A última ofensiva de Kertzman se deu encoberta por uma preocupação com as expressões do racismo e violência bolsonaristas nas escolas. Seu artigo sobre o tema, intitulado “Pais em surto estão criando filhos horríveis: tornarão o Brasil inabitável”, publicado nos vários veículos para os quais escreve em 6 de novembro, veio acompanhado do seguinte olho, para destacar o que afirmaria intencionalmente de contrabando no texto: “Nas manifestações dos últimos dias, assistimos a cenas inacreditáveis de crianças sendo utilizadas, ao modo dos terroristas palestinos, como ‘escudos humanos’.”

À la bolsonarismo

Kertzman, como sionista que é, tem se esmerado em distorcer a verdade em relação aos palestinos. Não é difícil encontrar artigos seus justificando o massacre em Gaza e culpando as vítimas, numa inversão que lembra o que temos visto hoje no Brasil com o bolsonarismo. Exemplo é um dos seus textos intitulado “Entenda por que tantas mortes em Gaza, e poucas em Israel”, publicado no dia 15 de maio de 2021 – data da Nakba, a catástrofe palestina com a formação do Estado de Israel mediante limpeza étnica planejada, que culminou na expulsão de 800 mil palestinos de suas terras e destruição de mais de 500 aldeias.
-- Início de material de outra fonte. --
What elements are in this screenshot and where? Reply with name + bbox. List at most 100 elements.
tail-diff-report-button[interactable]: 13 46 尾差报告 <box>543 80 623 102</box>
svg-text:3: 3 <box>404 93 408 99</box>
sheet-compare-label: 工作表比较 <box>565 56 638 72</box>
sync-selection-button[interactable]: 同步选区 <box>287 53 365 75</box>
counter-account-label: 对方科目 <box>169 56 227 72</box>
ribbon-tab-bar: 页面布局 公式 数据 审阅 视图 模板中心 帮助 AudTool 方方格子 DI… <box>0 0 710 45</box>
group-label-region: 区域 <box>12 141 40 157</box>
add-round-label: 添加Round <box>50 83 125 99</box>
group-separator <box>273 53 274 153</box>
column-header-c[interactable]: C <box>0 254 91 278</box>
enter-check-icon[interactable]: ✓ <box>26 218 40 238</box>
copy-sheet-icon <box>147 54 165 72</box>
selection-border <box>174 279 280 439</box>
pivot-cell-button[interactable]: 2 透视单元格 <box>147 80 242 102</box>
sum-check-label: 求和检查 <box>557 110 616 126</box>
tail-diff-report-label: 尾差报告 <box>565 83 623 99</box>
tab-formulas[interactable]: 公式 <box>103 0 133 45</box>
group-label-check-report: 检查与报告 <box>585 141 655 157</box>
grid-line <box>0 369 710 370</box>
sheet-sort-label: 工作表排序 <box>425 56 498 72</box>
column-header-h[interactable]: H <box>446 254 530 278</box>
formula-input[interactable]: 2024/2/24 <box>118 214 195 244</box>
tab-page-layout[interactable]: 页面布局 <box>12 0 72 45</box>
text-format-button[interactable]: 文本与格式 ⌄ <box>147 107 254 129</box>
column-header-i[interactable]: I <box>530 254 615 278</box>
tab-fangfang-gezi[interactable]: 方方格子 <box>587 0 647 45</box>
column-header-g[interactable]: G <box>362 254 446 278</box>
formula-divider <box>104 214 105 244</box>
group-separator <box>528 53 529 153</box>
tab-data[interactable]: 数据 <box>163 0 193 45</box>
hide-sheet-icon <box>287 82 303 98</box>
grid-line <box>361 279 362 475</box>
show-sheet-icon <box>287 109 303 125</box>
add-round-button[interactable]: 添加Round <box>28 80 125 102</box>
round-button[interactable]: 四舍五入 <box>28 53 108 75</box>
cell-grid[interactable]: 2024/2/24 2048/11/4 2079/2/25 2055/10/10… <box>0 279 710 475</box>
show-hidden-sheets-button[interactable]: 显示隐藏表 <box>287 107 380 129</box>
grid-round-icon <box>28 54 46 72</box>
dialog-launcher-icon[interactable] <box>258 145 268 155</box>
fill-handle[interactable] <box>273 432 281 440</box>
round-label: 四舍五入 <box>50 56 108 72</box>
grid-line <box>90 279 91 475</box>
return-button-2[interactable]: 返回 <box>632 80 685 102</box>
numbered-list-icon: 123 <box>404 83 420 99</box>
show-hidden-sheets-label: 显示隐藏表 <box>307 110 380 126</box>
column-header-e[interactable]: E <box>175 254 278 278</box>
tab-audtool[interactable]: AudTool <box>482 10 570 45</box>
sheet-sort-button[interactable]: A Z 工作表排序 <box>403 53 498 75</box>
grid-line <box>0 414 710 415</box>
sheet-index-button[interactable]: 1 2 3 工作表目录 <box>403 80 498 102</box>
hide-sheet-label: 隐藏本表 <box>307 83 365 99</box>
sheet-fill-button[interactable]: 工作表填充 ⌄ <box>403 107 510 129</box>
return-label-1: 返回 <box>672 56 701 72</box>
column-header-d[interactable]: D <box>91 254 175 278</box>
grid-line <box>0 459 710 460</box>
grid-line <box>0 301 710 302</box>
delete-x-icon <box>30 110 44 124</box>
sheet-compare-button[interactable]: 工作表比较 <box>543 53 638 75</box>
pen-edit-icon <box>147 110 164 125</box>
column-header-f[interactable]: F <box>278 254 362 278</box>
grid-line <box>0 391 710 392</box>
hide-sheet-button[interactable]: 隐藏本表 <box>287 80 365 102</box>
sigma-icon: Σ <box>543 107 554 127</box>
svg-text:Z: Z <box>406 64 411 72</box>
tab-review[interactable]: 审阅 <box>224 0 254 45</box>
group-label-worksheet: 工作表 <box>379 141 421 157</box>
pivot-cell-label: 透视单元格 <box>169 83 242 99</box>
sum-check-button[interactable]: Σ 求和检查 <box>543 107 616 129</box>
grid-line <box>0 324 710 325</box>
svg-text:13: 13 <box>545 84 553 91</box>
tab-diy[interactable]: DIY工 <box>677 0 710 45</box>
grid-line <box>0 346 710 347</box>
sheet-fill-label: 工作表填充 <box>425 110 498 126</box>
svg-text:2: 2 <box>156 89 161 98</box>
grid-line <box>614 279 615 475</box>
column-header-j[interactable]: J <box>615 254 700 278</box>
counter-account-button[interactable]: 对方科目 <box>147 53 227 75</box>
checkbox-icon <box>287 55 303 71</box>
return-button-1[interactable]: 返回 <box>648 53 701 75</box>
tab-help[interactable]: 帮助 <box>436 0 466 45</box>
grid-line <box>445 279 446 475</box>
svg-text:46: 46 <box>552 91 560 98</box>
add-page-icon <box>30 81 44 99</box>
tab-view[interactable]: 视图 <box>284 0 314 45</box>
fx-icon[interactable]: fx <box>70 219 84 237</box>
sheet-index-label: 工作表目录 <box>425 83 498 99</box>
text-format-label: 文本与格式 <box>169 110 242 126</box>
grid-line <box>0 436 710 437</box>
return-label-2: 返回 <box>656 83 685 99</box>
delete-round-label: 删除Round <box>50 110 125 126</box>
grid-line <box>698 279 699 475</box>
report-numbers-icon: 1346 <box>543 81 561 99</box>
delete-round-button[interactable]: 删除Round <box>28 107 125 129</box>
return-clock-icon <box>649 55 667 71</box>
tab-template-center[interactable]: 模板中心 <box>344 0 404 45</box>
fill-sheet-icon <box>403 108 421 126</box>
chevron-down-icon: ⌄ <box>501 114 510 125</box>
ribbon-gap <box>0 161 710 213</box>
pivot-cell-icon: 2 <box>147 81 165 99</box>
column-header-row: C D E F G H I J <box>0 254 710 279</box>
Naquele maio de 2021, ocorria mais uma ofensiva sionista na estreita faixa, que durou 11 dias e matou cerca de 250 palestinos, inclusive mulheres e crianças.

No artigo emblemático da distorção histórica própria da propaganda sionista, Kertzman defende que Israel nunca ataca, sempre responde a uma “horda de selvagens”. Diz, com todas as letras, que Israel “nunca atacou qualquer povo ou país”. Talvez porque para ele, como consideravam as lideranças sionistas que arquitetaram a Nakba de 1948, os palestinos sejam um não povo, típica desumanização para a limpeza étnica. Basta um olhar sobre a Palestina ocupada e sobre a história para desmontar essa afirmação, que não sobrevive a qualquer análise séria.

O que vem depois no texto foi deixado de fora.